Traduit de l’anglais par Jean Szlamowicz. Collection 10/18

 

Ne vous étonnez pas de trouver dans ce roman un petit air de « Downton Abbey » , Julian Fellowes en est le scénariste. Il connaît bien le milieu de l’aristocratie britannique pour l’avoir beaucoup fréquenté dans sa jeunesse. Mais il est né en 1949, et les heures de gloire des Crawley et de toutes les familles nobles britanniques sont bien terminées. Pourtant, certains rites existent encore et le narrateur assure que dans les années 60, il y avait, encore en Grande-Bretagne ce qu’on appelait « la saison » . Cela ressemble un peu aux rallye d’aujourd’hui en France, dans les milieux riches de la capitale. Il s’agissait de bals donnés par les mères de jeunes filles pour leur faire rencontrer des partis fréquentables. Tous les châtelains des alentours recevaient dans leur demeure, ce Weekend là, les jeunes adolescents invités qui n’avaient pas pu dormir chez la jeune-fille, cela nous vaut des récit autour de la cuisine britannique qui bien que servie avec avec tout le décorum possible est répétitive, fade et sans aucun intérêt, comme la mousse au saumon que la narrateur a consommé tant de fois, cette année là. La construction du roman rappelle celle d’une série. (Je gage que ce roman sera un jour repris pour la télévision). En six épisodes (6 est le nombre des épisodes des mini-séries), notre narrateur doit retrouver les six jeunes filles qu’il a rencontrées lors de cette « saison » des années soixantes. Pourquoi ? parce que Damian Baxter, l’étudiant qui est devenu plus que millionnaire – on peut imaginer un Bill Gates ou un Steve Job, britannique- va mourir. Il fait appel au narrateur pour retrouver son enfant illégitime. Il est forcément l’enfant d’une de ses six jeunes filles. On repart donc dans la vie de six couples qui quarante ans plus tard ont parfois bien du mal à être encore heureux. Une catastrophe qui s’est produite en 1970 au Portugal annoncée dès le premier chapitre est le fil conducteur de l’inimitié farouche qui sépare Damian et le narrateur, il ne sera dévoilé qu’à la fin du roman mais elle est rappelée à tous les épisodes :

Je pouvais leur faire confiance d’avoir gardé en mémoire ce fameux repas car il y a peu de gens qui en ont vécu d’aussi effroyable, Dieu merci. J’avais aussi une autre excuse, plus fragile, pour ne rien dire, il se pouvait qu’ils aient tout oublié, à la fois de cet épisode et de ma personne….. Même si mon aventure avec les Gresham s’était terminée par une catastrophe j’aime à penser que j’avais fait partie de leur existence à une époque lointaine, à une période où il avait fait partie de la mienne de manière si vitale. Et même si la simple logique me disait qu’il y avait peu de chances que cette illusion ait encore la moindre réalité, j’avais réussi à la conserver intacte jusqu’ici et j’aurais aimé retourner à la voiture à la fin de la soirée avec cette chimère encore en bon état.

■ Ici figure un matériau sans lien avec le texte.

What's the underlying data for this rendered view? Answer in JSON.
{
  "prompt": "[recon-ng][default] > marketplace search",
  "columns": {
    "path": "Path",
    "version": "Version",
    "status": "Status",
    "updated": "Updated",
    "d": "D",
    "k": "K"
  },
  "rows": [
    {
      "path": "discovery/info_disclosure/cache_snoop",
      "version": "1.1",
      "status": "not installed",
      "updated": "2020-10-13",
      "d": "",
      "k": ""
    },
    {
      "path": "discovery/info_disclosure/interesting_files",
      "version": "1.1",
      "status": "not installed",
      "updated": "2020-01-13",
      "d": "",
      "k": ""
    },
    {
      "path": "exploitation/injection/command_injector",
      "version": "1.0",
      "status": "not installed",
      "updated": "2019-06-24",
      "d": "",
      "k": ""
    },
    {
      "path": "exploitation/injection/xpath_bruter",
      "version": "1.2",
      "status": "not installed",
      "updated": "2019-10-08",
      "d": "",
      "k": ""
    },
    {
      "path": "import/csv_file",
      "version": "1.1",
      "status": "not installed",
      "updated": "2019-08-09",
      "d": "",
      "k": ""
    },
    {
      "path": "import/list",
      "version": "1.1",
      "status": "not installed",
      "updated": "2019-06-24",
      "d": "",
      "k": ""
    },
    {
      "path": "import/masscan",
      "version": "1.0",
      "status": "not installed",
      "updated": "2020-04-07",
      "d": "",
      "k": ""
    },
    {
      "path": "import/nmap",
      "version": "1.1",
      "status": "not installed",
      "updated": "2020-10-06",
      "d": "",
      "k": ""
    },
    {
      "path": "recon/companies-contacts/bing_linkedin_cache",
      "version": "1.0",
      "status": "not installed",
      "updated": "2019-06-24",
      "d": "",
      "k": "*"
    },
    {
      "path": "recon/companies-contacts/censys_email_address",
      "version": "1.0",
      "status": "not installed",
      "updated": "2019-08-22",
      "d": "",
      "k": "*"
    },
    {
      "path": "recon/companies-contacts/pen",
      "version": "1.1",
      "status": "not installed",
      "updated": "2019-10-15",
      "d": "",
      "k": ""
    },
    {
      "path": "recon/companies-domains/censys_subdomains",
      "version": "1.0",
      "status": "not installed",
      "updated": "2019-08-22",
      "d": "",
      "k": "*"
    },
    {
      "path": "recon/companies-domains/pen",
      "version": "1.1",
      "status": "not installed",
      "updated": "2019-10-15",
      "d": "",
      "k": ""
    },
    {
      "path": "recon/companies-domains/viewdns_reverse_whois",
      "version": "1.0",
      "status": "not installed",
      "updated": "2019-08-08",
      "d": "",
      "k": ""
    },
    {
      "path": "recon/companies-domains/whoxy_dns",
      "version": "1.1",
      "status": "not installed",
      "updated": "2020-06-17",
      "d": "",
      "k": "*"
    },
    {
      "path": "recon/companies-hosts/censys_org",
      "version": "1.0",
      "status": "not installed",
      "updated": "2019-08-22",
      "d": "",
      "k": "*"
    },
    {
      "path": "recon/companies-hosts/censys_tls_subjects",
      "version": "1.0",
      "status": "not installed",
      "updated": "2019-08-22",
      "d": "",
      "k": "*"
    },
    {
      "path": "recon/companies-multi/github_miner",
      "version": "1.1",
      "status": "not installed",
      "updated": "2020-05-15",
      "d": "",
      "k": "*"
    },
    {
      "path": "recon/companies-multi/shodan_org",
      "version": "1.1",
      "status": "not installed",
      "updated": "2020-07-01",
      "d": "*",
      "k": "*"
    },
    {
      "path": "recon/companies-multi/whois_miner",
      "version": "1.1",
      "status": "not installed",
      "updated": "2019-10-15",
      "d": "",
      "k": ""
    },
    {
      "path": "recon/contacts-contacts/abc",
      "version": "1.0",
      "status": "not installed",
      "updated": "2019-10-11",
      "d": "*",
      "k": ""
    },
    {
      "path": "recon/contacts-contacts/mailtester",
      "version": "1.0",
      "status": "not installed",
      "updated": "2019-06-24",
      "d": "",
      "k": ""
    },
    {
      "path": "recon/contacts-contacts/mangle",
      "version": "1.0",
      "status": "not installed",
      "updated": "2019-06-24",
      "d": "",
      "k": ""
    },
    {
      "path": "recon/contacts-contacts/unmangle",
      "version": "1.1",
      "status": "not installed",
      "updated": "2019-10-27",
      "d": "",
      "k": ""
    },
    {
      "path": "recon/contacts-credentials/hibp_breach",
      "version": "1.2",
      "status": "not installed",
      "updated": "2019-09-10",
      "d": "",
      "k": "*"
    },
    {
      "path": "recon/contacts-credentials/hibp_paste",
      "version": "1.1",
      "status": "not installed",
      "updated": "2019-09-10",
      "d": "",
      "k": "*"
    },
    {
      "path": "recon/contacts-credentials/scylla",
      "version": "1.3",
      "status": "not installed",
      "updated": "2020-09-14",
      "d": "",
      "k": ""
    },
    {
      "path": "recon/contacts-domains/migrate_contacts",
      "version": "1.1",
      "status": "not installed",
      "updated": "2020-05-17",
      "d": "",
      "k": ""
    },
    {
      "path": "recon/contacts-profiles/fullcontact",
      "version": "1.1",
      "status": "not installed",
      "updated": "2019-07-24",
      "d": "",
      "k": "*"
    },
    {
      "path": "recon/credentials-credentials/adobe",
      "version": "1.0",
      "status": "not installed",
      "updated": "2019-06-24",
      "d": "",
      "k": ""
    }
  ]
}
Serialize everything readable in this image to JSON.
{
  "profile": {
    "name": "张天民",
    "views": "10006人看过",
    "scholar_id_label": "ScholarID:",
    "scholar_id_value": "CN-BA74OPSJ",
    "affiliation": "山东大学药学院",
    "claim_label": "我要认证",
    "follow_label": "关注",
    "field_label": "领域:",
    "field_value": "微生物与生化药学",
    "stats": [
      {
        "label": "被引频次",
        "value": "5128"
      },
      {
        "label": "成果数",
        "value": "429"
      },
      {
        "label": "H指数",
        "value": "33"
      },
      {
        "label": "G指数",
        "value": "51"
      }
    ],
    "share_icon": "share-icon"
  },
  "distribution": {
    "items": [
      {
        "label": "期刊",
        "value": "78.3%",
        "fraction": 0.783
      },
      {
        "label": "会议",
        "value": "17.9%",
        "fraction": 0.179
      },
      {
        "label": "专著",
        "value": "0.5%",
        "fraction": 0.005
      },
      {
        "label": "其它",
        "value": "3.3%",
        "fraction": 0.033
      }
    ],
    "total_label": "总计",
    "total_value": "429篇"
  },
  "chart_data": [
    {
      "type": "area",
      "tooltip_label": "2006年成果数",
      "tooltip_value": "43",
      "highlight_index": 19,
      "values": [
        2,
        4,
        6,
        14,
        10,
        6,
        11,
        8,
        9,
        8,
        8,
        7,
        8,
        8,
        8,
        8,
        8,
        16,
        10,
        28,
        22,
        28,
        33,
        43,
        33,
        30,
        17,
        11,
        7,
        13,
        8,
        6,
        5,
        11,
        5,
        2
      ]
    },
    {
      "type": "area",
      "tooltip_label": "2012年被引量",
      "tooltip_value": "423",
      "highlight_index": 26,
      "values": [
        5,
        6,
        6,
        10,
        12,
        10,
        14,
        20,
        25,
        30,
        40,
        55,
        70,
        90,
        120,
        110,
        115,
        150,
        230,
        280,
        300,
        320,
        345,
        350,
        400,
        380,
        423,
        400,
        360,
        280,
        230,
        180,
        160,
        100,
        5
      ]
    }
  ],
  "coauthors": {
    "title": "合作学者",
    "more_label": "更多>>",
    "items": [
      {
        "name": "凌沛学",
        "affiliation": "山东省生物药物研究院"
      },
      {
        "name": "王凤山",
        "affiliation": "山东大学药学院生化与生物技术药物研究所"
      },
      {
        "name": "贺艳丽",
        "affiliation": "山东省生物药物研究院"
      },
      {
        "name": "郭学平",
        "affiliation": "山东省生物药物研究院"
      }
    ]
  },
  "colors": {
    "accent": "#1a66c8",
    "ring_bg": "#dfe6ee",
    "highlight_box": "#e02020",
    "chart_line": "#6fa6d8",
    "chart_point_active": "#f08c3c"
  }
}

Effectivement tout tourne autour de cette sixième famille les Gresham, et de Joanna dont Damian Baxter et le narrateur ont été follement amoureux, On sait dès le début que le suspens de l’enfant illégitime ne peut se résoudre qu’à la fin, mais cela ne procure aucun ennuie car chaque famille procure son lot de surprises. La difficulté de s’insérer dans le monde étroit de la coterie des gens « biens » en grande Bretagne est décrite sans œillères et cela ne la rend pas très sympathique. Le personnage principal Damian Baxter, malgré son intelligence ne fera jamais partie de ces gens là et le narrateur éprouvera toute sa vie une forme de culpabilité d’être celui qui l’a fait entrer dans ce monde. C’est le ressort principal du roman dont l’autre intérêt est la peinture de la société britannique dans les années soixantes et le déclin de l’aristocratie. Même s’il y a quelques longueurs,ce roman se lit très facilement et fait partie, pour moi,des romans qui « font du bien » . Un peu comme la célèbre série dont il est l’auteur Julian Fellowes sait nous raconter cette société à laquelle il est attaché tout en voyant très exactement les limites.

 

PS Blogart (La comtesse) avait parlé de ce roman le 3 septembre 2015, merci de me l’avoir fait remarquer.

 

 

Citations

Regard de sa mère.

Ma mère n’aurait certes pas approuvé, mais ma mère était décédée et donc, théoriquement, peu concernée par la question, même si je ne suis pas convaincu que nous puissions nous défaire du regard critique de nos parents, qu’ils soient morts ou pas.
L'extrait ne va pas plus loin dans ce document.